We know the deleterious effects of anger and its variants—jealousy, greed, negativity, resentment—upon the endocrine glands, respiration, digestion, and the central nervous system. We know the psychic effects of sustained anger and negativity in depression, dissociation, and bipolar disorders.
We especially know the horrific evil unleashed upon innocence when the rational mind teams up with anger to manipulate, groom, and abuse. This potential malevolent partnership inside human beings is capable of perpetrating atrocities unheard of in the purely instinctive animal kingdom.
We cannot eradicate anger anymore than we can eradicate evil. However, if we are to change ourselves and our world, a focus on positive attitudes can shift the color of mood that our deep unconscious pumps through us. The result of positive thought is that we physically experience calmer energy inside us and we are actively calmer outwardly as well.
The unconscious is not a thinking mind; it is a reactive mind. Our thinking mind can decide on an attitude and we can focus that attitude on the body. When I say “calm” and focus on a muscle it relaxes. If I didn’t focus on it, the muscle would not automatically relax. The same goes for the unconscious.
Enough cannot be said about the power of positive thinking. However, to arrive at truly effective positive thinking we must be a united self, providing our instinctive self with a clear, cohesive set of instructions in the form of soothing neuro-transmitted commands.
The truth is, we are fragmented beings frequently working in opposition to a single intent. Our young child self might say, “I need.” The self burned for needing might say, “No, you will get hurt if you need.” The adolescent self might cry out in disgust, “Here’s what’s gonna be: we don’t need anyone, we’ll just take what we want.” Or the defiant teenage self might say, “We don’t need.” The adult might say, “I’m just going to be what they want me to be, this way I’ll get what I need.”
It should be evident that this multiplicity of self can generate an insanity within, as Jeanne pointed out in Monday’s message. This crossfire of attitudes from different parts of the self instructs the unconscious to release different protective angry emotions, directed inwardly and outwardly.

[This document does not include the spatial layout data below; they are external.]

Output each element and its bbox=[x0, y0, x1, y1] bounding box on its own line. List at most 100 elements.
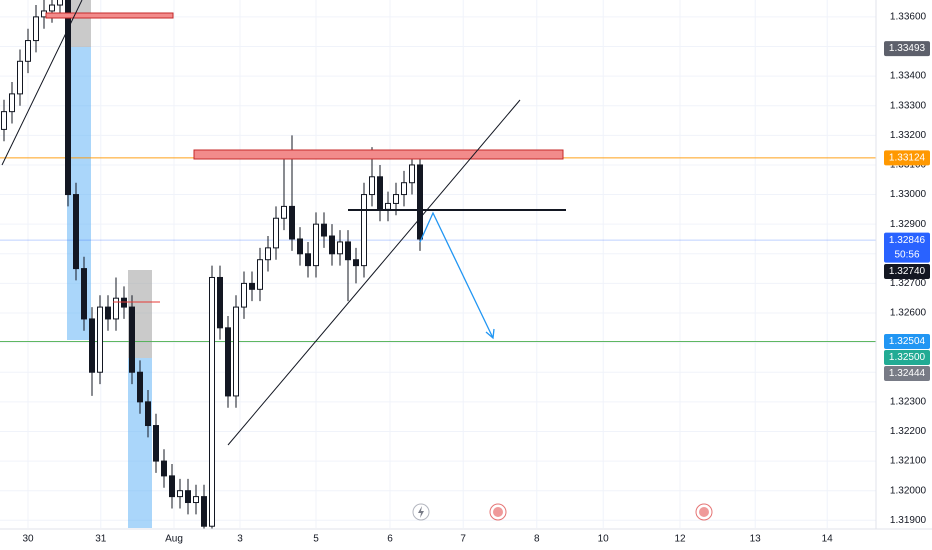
candle-body bbox=[153, 425, 159, 462]
x-tick-label: 3 bbox=[237, 534, 243, 545]
candle-body bbox=[105, 306, 111, 320]
x-tick-label: 13 bbox=[750, 534, 762, 545]
time-axis bbox=[0, 529, 932, 550]
candle-body bbox=[209, 276, 215, 527]
x-tick-label: 31 bbox=[95, 534, 107, 545]
candle-body bbox=[393, 194, 399, 204]
candle-body bbox=[113, 297, 119, 320]
price-marker-label: 1.32500 bbox=[889, 352, 926, 363]
candle-body bbox=[81, 268, 87, 320]
event-icon[interactable] bbox=[695, 503, 713, 521]
price-marker-label: 1.33493 bbox=[889, 43, 926, 54]
price-marker-label: 1.33124 bbox=[889, 152, 926, 163]
candle-body bbox=[57, 0, 63, 6]
y-tick-label: 1.33000 bbox=[890, 189, 927, 200]
candle-body bbox=[289, 205, 295, 240]
x-tick-label: 14 bbox=[822, 534, 834, 545]
candle-body bbox=[177, 490, 183, 498]
y-tick-label: 1.33600 bbox=[890, 12, 927, 23]
candle-body bbox=[1, 111, 7, 130]
candle-body bbox=[65, 0, 71, 196]
x-tick-label: 30 bbox=[22, 534, 34, 545]
price-marker bbox=[884, 41, 930, 57]
x-tick-label: 10 bbox=[598, 534, 610, 545]
candle-body bbox=[337, 241, 343, 255]
candle-body bbox=[161, 460, 167, 477]
candle-body bbox=[273, 217, 279, 249]
candle-body bbox=[417, 164, 423, 240]
price-marker-label: 1.32740 bbox=[889, 266, 926, 277]
y-tick-label: 1.32000 bbox=[890, 485, 927, 496]
y-tick-label: 1.32700 bbox=[890, 278, 927, 289]
arrow-head bbox=[485, 328, 495, 340]
y-tick-label: 1.33400 bbox=[890, 71, 927, 82]
candle-body bbox=[401, 182, 407, 196]
price-marker bbox=[884, 349, 930, 365]
candle-body bbox=[193, 496, 199, 504]
candle-body bbox=[321, 223, 327, 237]
candle-body bbox=[169, 475, 175, 498]
candle-body bbox=[9, 93, 15, 113]
price-marker bbox=[884, 150, 930, 166]
candle-body bbox=[249, 282, 255, 290]
candle-body bbox=[353, 259, 359, 267]
x-tick-label: 5 bbox=[313, 534, 319, 545]
y-tick-label: 1.33200 bbox=[890, 130, 927, 141]
candle-body bbox=[385, 202, 391, 210]
candle-body bbox=[185, 490, 191, 504]
price-marker bbox=[884, 365, 930, 381]
candle-body bbox=[313, 223, 319, 267]
resistance-zone bbox=[193, 149, 564, 160]
candle-body bbox=[265, 247, 271, 261]
price-marker-label: 1.32846 bbox=[889, 235, 926, 246]
projection-arrow bbox=[419, 211, 494, 339]
candle-body bbox=[225, 327, 231, 397]
candle-body bbox=[297, 238, 303, 255]
candle-body bbox=[329, 235, 335, 255]
y-tick-label: 1.32900 bbox=[890, 219, 927, 230]
x-tick-label: 6 bbox=[387, 534, 393, 545]
candle-body bbox=[49, 4, 55, 12]
trend-line bbox=[227, 99, 521, 446]
candle-body bbox=[137, 371, 143, 403]
price-marker-label: 1.32504 bbox=[889, 336, 926, 347]
y-tick-label: 1.33300 bbox=[890, 100, 927, 111]
price-marker bbox=[884, 333, 930, 349]
y-tick-label: 1.32200 bbox=[890, 426, 927, 437]
candle-body bbox=[217, 276, 223, 329]
candle-body bbox=[257, 259, 263, 290]
resistance-zone bbox=[45, 12, 174, 19]
event-icon[interactable] bbox=[489, 503, 507, 521]
trend-line bbox=[1, 0, 83, 166]
marker-layer: 1.33493 1.33124 1.32846 50:56 1.32740 1.32504… bbox=[884, 41, 930, 381]
y-tick-label: 1.32300 bbox=[890, 396, 927, 407]
candle-body bbox=[361, 194, 367, 267]
candle-body bbox=[345, 241, 351, 261]
candle-body bbox=[369, 176, 375, 196]
countdown-label: 50:56 bbox=[894, 249, 919, 260]
candle-body bbox=[145, 401, 151, 427]
candle-layer bbox=[1, 0, 423, 539]
event-icon[interactable] bbox=[412, 503, 430, 521]
price-marker bbox=[884, 232, 930, 263]
candle-body bbox=[377, 176, 383, 210]
candle-body bbox=[33, 16, 39, 42]
y-tick-label: 1.32600 bbox=[890, 308, 927, 319]
x-tick-label: Aug bbox=[165, 534, 183, 545]
price-marker-label: 1.32444 bbox=[889, 368, 926, 379]
candle-body bbox=[89, 318, 95, 373]
candle-body bbox=[233, 306, 239, 397]
candle-body bbox=[97, 306, 103, 373]
x-tick-label: 12 bbox=[674, 534, 686, 545]
candle-body bbox=[17, 60, 23, 95]
candle-body bbox=[281, 205, 287, 219]
candle-body bbox=[73, 194, 79, 270]
y-tick-label: 1.32100 bbox=[890, 456, 927, 467]
x-tick-label: 7 bbox=[460, 534, 466, 545]
price-marker bbox=[884, 264, 930, 280]
x-tick-label: 8 bbox=[534, 534, 540, 545]
candle-body bbox=[305, 253, 311, 267]
candle-body bbox=[201, 496, 207, 527]
y-tick-label: 1.31900 bbox=[890, 515, 927, 526]
candle-body bbox=[129, 306, 135, 373]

Drawing attention inwardly in recapitulation we identify the satellite selves of the self, appreciate their varying needs, and bring them into the fold of a unified self. Through the recollection of dispersed energy we become a “unified whole,” as the Shamans of Ancient Mexico see it.
In the process of becoming a unified whole, we must encounter all the selves within and we must accept, express, and release all the emotional energy of our past selves, be it anger or otherwise. This is loving acceptance and total integration of all that we are, all that we have been. With acceptance comes release of the anger once needed to protect, deny, keep separate, and avoid all that was not ready to be known and lived. With acceptance, love supersedes anger, and life moves forward in an ever-deepening quest for wholeness.
With this unity of self, under the auspices of spirit, or the higher self, a clear cohesive message is delivered to the unconscious that rejuvenates the body and mind to give and receive love. This tripartite unity of self—instinctive body self, reasoning mind, and spirit—is then freed to evolve and manifest in healthy proportion resulting in mastery within, advancement without.